Even now, he admits to being obsessed with cardiac surgery. Aside from exercising on an elliptical, “I don’t really have any hobbies. I think about it [surgery] day and night. I compete only with myself, not with anybody else. I aim to improve my surgical skills and techniques on a daily basis.”

His brothers also learned those lessons. His eldest sibling became an emergency room physician and created the South Florida-based MD Now Urgent Care Centers, which he sold to a private equity firm last year. His younger brother is a businessman, too.

Unable to afford a U.S. program, Lamelas eventually attended medical school in the Dominican Republic and completed his general surgery residency at The Brooklyn Hospital Center and then his cardiovascular and thoracic surgery residency at The State University of New York Health Science Center, also in Brooklyn, where he would spend seven years. He never wavered from his lifelong commitment to cardiac surgery.

“The results with cardiac surgery are pretty immediate,” he said. “You perform a big operation on a very sick patient and there is immediate gratification because the patient improves rapidly.” A devotee of painting and sculpture, he also saw surgery as an art as well as a science.

In 1990, Lamelas headed south to Miami to launch his practice, but after 13 years he wanted to try something different. “I wanted to do something that would make a difference. I was doing other kinds of [cardiac] surgery, but I was very interested in what they were doing with minimally invasive techniques in other fields.”

In traditional cardiac surgery (open heart surgery), the chest is opened and the heart is stopped while a machine does the pumping as the surgeon operates. A hospital stay of several days is required and recovery can take months. In the minimally invasive procedure that Lamelas helped pioneer and perfect, an incision less than two-inches is made on the right side of the patient’s chest between the ribs – “less than the size of a finger,” as Lamelas puts it — and, using special instruments that he helped to create and patent, access is gained to the heart. This minimally invasive approach enables most patients to go home in about three days, with less tissue trauma, scarring, and pain. Risk of infection is also lower and healing is quicker.

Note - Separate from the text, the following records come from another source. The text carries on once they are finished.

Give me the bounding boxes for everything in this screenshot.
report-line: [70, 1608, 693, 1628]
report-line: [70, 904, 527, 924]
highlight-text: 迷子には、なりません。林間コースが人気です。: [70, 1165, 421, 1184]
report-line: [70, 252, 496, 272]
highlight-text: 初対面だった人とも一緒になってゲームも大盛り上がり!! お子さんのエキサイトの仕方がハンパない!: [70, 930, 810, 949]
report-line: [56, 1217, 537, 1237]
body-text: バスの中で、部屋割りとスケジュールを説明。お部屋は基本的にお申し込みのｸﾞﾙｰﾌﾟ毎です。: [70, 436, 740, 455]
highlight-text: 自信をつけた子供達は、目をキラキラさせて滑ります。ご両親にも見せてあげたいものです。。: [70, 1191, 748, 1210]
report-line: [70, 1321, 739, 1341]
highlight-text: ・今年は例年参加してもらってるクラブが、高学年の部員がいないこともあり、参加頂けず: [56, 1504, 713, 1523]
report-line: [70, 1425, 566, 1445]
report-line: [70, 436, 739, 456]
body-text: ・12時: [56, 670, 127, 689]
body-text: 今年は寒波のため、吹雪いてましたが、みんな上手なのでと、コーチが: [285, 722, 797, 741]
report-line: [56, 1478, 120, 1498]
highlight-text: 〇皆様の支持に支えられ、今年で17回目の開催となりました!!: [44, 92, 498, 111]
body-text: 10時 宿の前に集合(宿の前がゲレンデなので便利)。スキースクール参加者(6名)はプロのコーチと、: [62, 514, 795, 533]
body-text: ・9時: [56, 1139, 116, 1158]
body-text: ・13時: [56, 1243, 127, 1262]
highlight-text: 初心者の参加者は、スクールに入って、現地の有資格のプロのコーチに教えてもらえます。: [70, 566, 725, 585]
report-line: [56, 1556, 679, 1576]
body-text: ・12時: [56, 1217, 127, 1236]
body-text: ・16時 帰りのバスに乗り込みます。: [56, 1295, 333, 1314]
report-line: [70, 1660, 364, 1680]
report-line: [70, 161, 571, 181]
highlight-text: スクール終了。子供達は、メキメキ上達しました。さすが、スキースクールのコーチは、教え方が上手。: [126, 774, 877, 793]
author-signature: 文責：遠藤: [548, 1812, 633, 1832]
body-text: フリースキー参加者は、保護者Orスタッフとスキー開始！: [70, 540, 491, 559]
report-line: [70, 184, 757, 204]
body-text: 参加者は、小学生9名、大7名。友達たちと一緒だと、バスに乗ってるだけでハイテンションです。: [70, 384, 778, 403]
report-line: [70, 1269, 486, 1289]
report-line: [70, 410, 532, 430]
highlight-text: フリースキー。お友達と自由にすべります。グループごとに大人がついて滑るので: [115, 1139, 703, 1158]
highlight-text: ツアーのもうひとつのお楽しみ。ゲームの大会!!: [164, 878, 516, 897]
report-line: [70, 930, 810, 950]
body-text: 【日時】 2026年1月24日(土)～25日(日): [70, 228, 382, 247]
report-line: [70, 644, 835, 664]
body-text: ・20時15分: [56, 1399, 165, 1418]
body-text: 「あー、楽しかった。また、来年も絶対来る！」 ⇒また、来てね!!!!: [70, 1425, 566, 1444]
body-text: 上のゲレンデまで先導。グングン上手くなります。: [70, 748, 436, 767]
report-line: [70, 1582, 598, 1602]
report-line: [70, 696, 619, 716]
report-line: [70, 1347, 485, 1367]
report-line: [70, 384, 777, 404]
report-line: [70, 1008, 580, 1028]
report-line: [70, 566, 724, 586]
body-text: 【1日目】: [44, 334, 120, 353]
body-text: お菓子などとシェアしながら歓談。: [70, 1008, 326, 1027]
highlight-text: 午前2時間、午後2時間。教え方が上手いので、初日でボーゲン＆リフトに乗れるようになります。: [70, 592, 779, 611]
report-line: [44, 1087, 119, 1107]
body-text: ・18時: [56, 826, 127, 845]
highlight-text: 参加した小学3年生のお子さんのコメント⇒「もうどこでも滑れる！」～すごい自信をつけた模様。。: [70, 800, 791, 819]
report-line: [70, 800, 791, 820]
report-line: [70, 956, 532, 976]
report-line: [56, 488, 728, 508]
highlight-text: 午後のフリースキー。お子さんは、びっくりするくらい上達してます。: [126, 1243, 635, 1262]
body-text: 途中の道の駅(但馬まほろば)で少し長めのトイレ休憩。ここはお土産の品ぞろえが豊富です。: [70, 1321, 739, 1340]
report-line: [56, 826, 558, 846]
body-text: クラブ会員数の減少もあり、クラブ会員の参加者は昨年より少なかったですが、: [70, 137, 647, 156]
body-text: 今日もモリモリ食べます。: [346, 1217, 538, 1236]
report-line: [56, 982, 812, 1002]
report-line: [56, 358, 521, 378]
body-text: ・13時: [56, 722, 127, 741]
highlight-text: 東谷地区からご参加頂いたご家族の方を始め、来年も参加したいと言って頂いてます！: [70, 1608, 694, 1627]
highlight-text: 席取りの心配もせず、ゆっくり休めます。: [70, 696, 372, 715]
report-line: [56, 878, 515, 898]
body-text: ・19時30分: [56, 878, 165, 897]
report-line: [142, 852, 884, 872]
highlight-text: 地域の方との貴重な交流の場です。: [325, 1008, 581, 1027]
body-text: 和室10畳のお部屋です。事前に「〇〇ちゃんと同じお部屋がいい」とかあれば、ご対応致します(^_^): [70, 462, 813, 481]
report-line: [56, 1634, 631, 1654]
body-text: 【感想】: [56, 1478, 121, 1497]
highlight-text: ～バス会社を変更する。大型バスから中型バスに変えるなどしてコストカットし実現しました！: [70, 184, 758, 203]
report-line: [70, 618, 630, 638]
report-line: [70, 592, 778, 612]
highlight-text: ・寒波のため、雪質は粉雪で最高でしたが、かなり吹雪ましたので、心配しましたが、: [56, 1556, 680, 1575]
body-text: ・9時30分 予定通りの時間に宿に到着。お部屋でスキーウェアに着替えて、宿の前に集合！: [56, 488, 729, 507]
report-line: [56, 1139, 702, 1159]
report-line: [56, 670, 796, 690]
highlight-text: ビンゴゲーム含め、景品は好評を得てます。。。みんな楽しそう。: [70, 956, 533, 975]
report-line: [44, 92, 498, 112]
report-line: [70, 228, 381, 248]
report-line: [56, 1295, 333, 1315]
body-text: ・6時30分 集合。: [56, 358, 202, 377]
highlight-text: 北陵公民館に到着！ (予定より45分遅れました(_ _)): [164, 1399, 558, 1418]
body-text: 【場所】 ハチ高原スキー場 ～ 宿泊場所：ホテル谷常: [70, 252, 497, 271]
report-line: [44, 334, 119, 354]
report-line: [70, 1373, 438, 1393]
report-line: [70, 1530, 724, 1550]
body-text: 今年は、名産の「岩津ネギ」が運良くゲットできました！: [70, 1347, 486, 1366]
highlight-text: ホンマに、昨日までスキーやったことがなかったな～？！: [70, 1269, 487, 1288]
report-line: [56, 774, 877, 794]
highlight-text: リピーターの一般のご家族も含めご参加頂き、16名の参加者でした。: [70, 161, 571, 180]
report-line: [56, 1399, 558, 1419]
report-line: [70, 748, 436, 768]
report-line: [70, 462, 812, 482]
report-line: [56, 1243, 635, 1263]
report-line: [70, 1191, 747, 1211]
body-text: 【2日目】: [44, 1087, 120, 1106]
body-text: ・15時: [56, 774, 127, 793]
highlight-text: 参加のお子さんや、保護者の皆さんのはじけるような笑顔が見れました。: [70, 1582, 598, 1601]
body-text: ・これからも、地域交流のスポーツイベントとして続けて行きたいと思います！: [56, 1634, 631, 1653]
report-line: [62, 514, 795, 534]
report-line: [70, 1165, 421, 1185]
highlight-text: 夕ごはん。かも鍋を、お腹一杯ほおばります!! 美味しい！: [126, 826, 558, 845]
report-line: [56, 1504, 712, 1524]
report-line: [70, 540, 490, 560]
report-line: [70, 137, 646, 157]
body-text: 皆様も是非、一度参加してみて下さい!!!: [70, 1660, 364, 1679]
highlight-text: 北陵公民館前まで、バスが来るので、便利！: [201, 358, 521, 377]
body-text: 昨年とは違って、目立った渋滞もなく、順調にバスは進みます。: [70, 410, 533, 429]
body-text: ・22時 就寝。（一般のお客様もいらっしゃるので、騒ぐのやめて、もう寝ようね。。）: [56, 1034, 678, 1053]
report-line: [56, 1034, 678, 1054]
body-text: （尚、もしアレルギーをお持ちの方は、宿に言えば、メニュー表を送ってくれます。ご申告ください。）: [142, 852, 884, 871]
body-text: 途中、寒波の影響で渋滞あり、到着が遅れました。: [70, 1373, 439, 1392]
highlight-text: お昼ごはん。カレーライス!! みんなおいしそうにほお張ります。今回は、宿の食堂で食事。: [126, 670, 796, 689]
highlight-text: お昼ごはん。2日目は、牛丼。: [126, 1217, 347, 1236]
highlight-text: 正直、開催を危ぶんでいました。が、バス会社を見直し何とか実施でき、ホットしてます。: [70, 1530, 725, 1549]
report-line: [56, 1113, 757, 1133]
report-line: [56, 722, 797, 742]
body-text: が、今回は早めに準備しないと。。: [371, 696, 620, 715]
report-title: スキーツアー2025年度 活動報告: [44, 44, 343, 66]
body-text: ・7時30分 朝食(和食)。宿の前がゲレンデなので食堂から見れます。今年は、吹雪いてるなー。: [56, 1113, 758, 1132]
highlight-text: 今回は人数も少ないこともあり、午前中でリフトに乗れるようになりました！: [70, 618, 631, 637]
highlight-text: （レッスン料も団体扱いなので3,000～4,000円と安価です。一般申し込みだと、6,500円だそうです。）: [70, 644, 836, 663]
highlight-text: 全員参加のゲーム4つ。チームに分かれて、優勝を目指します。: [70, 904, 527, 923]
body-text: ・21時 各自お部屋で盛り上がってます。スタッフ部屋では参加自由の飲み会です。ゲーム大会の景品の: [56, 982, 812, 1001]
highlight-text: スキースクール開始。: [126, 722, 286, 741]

Over the years, Lamelas has developed a series of repair-and-replacement valve techniques that he has dubbed the “Miami Method.”

When asked how he came up with the name, he laughed. “I wanted the city to get credit.”

After several medical device companies shrugged off his request, he worked with a patient, who was an engineer, to develop special operating tools now used around the world.

He began by operating only on the aortic and mitral valve and expanded the minimally invasive techniques to double and triple valve surgery, ascending aortic surgery, tumor removal, and even congenital cardiac defects. “The Miami Method,” he said, is unique because, “I don’t utilize only one technique, because there are no two valves that are exactly alike.”

In Miami, there is potential for even more innovation. “I’ve always believed South Florida should have a pillar cardiac surgery program within an academic institution,” he said, “and I truly believe that my drive and motivation along with the support of the University of Miami will make that happen.”